Air quality reaches ‘unhealthy’ levels

A 'Spare the Air' alert was issued Aug. 23

The Bay Area Air Quality Management District issued a Spare the Air Alert Thursday, Aug. 23, as ozone and particulate pollution from Northern California and Sierra Nevada wildfires reached dangerous levels from San Francisco to San Luis Obispo.

On Thursday the most dangerous area, with “unhealthy” levels, was San Francisco, where people in all age groups, even those in good health, “may begin to experience negative health effects.”

On Friday morning, Aug. 24, conditions eased in San Francisco, but worsened in southern Santa Clara County and San Benito County, where unhealthy levels of pollution increased.

Friday afternoon conditions eased somewhat in the South Valley and San Benito, with the designation shifting from “unhealthy” to “moderate levels” of ozone and particulate pollution.
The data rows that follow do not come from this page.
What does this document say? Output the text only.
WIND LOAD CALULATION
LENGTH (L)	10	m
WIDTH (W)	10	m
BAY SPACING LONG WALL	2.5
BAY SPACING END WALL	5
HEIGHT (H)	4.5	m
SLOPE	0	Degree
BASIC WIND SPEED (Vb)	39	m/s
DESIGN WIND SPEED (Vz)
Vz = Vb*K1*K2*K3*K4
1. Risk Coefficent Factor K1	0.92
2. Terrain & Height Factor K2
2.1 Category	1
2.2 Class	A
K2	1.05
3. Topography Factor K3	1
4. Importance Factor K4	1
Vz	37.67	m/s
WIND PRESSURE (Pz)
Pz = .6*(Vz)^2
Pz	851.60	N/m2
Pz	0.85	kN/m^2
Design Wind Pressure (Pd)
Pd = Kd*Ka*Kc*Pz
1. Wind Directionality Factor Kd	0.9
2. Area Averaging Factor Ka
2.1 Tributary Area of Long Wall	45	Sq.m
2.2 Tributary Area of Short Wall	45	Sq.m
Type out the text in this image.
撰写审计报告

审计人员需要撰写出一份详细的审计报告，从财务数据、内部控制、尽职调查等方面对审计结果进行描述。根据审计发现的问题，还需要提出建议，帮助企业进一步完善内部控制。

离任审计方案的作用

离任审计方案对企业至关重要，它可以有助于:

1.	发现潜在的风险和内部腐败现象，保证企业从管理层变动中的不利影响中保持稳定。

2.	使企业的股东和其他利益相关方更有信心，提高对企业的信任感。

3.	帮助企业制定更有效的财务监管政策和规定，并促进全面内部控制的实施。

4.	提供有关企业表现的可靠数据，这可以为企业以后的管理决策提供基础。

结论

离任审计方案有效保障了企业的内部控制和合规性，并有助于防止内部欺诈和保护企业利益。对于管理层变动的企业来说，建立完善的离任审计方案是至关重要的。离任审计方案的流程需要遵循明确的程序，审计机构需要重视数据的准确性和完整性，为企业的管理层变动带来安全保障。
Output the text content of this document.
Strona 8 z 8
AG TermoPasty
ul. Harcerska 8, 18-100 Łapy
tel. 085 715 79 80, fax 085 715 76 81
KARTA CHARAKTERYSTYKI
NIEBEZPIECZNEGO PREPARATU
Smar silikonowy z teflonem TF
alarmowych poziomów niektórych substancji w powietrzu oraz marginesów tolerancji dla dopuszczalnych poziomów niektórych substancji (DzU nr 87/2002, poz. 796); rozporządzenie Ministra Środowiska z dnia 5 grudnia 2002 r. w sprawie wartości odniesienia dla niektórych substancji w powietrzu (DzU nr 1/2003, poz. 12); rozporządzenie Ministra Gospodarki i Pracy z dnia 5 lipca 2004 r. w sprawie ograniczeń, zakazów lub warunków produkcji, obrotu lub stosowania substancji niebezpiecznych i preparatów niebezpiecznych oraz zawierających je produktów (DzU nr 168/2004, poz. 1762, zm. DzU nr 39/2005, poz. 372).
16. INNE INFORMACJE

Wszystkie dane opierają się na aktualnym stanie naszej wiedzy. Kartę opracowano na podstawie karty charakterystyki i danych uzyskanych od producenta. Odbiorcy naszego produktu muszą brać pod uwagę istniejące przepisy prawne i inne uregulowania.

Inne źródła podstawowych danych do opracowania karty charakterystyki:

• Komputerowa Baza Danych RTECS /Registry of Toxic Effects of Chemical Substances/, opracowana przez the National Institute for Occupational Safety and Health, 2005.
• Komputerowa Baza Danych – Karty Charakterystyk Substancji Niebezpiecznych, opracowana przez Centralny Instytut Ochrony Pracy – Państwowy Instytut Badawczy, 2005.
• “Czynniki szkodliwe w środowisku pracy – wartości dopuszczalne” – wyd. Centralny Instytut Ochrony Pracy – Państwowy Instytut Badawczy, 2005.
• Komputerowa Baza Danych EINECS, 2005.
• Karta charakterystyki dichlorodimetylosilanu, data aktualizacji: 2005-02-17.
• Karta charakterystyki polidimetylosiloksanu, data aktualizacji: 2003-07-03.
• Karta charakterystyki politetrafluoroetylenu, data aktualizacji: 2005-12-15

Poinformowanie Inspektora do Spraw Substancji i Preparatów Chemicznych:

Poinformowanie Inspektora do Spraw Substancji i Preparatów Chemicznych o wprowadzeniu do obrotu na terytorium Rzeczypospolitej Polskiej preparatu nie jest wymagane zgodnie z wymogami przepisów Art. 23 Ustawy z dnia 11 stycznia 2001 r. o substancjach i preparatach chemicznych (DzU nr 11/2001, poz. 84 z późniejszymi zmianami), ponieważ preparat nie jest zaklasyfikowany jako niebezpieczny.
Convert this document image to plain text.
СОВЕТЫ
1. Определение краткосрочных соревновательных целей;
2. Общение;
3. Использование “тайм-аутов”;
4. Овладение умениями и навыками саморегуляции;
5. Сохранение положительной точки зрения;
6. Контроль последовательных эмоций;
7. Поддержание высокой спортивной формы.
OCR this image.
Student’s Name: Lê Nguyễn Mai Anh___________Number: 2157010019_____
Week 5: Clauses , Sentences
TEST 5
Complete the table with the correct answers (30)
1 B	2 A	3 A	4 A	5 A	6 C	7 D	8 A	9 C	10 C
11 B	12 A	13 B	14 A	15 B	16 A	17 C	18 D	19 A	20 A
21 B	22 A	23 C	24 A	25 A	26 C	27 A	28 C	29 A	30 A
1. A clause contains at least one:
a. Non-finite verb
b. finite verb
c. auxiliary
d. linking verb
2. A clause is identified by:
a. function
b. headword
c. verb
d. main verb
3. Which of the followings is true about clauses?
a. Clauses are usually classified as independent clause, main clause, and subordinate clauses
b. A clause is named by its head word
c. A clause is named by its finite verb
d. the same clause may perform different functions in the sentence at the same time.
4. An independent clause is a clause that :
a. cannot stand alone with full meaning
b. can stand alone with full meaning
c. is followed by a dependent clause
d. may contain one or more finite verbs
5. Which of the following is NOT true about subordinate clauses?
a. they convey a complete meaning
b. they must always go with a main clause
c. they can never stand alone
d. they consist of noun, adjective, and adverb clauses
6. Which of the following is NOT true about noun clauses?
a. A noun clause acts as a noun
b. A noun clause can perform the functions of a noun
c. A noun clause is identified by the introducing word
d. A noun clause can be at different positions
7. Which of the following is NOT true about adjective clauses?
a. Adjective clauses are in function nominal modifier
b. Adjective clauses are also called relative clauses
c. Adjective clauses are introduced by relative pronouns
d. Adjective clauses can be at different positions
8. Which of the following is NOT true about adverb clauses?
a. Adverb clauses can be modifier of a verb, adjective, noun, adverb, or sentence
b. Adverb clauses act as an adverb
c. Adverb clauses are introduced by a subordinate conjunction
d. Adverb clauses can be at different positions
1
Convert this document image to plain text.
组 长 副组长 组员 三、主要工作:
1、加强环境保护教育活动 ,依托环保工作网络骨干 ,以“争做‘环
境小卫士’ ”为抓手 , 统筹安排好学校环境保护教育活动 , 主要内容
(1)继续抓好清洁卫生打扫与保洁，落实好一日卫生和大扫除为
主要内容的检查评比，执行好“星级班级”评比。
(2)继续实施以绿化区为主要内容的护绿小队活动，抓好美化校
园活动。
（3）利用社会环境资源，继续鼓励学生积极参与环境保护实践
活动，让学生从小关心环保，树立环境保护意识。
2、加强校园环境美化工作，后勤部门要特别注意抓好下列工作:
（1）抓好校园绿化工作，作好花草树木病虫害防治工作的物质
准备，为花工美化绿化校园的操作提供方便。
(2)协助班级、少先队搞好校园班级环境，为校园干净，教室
The district warned that people in “sensitive groups” — those with heart or lung disease (including asthma and chronic obstructive pulmonary disease-COPD), older adults, children, pregnant women, newborns, and people with obesity or diabetes— may be more susceptible to the effects of particle pollution in unhealthy or moderate conditions, with irritation of the eyes, nose, and throat, coughing, chest tightness and shortness of breath.